Ken Loach e Paul Laverty al Festival di Cannes: un appello contro il genocidio

Ken Loach e Paul Laverty si schierano contro il genocidio a Gaza al Festival di Cannes 2025, evidenziando la tragedia della guerra.

Il Festival di Cannes, da sempre palcoscenico di opere cinematografiche di grande impatto, è diventato quest’anno anche un luogo di denuncia. Ken Loach e Paul Laverty, due giganti del cinema britannico, hanno scelto di utilizzare questa vetrina per esprimere la loro condanna nei confronti dei crimini perpetrati da Israele ai danni dei palestinesi. La loro lettera aperta, scritta in occasione della presentazione del film “Put Your Soul on Your Hand and Walk” della regista iraniana Sepideh Farsi, ha colpito nel segno, richiamando l’attenzione su una tragedia che dura da troppo tempo.

Un messaggio chiaro e forte

Nella lettera, Loach e Laverty non si sono limitati a una semplice critica, ma hanno denunciato apertamente lo sterminio in atto a Gaza e la morte di numerosi giornalisti, come Fatima Hassouna, una fotoreporter uccisa dai bombardamenti. “Almeno tre organismi dell’ONU hanno descritto le azioni di Israele a Gaza come un genocidio”, scrivono i due cineasti, un’affermazione che sottolinea la gravità della situazione. Eppure, la condanna non si ferma qui. I due artisti puntano il dito anche contro la complicità dei governi, che sembrano restare inerti di fronte a un massacro in corso.

La responsabilità dei governi

Un aspetto cruciale della lettera è l’appello rivolto ai politici. I cineasti evidenziano che l'”inerzia” di chi ha il potere di intervenire equivale a complicità. Ma come si può giustificare un simile silenzio? “Quante altre bombe da 2.000 libbre cadranno sulle tende prima dell’udienza del 2026?” si chiedono, lasciando il lettore con un senso di urgenza e impotenza. La lettera diventa così non solo un grido di dolore, ma anche un invito all’azione, per non permettere che il genocidio continui sotto gli occhi del mondo.
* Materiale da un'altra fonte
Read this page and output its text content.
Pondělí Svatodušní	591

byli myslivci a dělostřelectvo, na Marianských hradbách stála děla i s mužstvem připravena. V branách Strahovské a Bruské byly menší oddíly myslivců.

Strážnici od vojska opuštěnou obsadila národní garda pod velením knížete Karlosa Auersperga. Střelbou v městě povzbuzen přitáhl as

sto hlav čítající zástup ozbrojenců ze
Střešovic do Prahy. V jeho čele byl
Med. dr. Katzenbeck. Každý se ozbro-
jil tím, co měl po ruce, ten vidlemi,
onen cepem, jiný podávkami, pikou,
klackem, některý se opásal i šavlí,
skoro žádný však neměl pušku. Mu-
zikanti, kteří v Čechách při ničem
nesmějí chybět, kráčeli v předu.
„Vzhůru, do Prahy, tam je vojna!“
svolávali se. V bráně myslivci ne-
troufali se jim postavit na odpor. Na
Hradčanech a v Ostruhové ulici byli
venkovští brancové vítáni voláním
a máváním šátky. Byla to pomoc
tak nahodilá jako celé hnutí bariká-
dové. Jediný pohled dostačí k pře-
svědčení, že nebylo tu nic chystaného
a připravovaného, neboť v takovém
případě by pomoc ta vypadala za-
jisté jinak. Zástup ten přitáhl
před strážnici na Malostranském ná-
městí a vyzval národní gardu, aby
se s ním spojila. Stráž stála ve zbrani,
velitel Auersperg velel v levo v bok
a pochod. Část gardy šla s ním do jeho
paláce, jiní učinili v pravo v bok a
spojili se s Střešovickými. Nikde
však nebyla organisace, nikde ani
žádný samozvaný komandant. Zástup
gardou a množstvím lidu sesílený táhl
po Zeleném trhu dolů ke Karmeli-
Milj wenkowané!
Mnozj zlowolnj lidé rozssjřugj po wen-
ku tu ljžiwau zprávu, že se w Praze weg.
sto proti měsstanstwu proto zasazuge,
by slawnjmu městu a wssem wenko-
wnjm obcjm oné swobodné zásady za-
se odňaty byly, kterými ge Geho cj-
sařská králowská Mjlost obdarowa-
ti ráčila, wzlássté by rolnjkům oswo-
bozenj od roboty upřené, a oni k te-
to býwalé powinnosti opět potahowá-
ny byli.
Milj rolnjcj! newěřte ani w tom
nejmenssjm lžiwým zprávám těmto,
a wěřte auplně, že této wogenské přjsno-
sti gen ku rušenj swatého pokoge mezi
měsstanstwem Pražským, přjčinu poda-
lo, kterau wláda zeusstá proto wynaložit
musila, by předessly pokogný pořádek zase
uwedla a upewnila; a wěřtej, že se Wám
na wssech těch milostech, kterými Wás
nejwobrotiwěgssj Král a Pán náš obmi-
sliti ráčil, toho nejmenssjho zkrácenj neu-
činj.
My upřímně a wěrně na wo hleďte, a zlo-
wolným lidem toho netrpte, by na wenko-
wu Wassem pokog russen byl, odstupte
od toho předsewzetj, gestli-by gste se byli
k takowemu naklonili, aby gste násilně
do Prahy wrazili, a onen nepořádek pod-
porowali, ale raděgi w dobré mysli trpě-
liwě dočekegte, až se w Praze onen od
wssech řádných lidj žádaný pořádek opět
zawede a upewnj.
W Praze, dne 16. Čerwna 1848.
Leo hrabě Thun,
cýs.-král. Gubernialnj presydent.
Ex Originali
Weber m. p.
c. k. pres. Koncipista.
Il potere del cinema come veicolo di cambiamento

Il Festival di Cannes ha una lunga storia di cinema che ha smosso le coscienze e ha portato alla ribalta questioni sociali cruciali. Loach e Laverty, in questo contesto, si sono proposti di utilizzare il loro status per sensibilizzare il pubblico. “Se non fermiamo subito il genocidio, la versione israeliana della riviera di Gaza sarà costruita sulle macerie e sui morti”, avvertono, evidenziando il ruolo del cinema non solo come forma d’arte, ma come strumento di denuncia e cambiamento sociale.

Un appello universale

La lettera è rivolta a tutti, senza distinzioni. È una chiamata a svegliarsi, a non voltare le spalle alla sofferenza umana. Ricordo quando, molti anni fa, assistetti a una proiezione di un film che cambiò la mia prospettiva su un conflitto che conoscevo solo superficialmente. Quel film, come questo, non si limitava a raccontare una storia, ma a far riflettere, a smuovere le coscienze. Loach e Laverty, con la loro posizione chiara, si uniscono a una lunga tradizione di cineasti che non hanno paura di affrontare temi scomodi.

Conclusioni inaspettate

In un mondo dove l’informazione è spesso manipolata e dove le verità scomode vengono messe a tacere, l’arte può fungere da faro di speranza. Ma possiamo davvero fidarci solo dell’arte? Non è tempo di agire? La domanda rimane aperta, e il messaggio lanciato da Cannes ci invita a riflettere e, soprattutto, a non rimanere in silenzio di fronte all’ingiustizia. Personalmente, credo che ogni voce conti e che ogni gesto, anche il più piccolo, possa contribuire a un cambiamento. D’altronde, come si suol dire, “un viaggio di mille miglia inizia con un passo”. E ora, più che mai, è il momento di fare quel passo.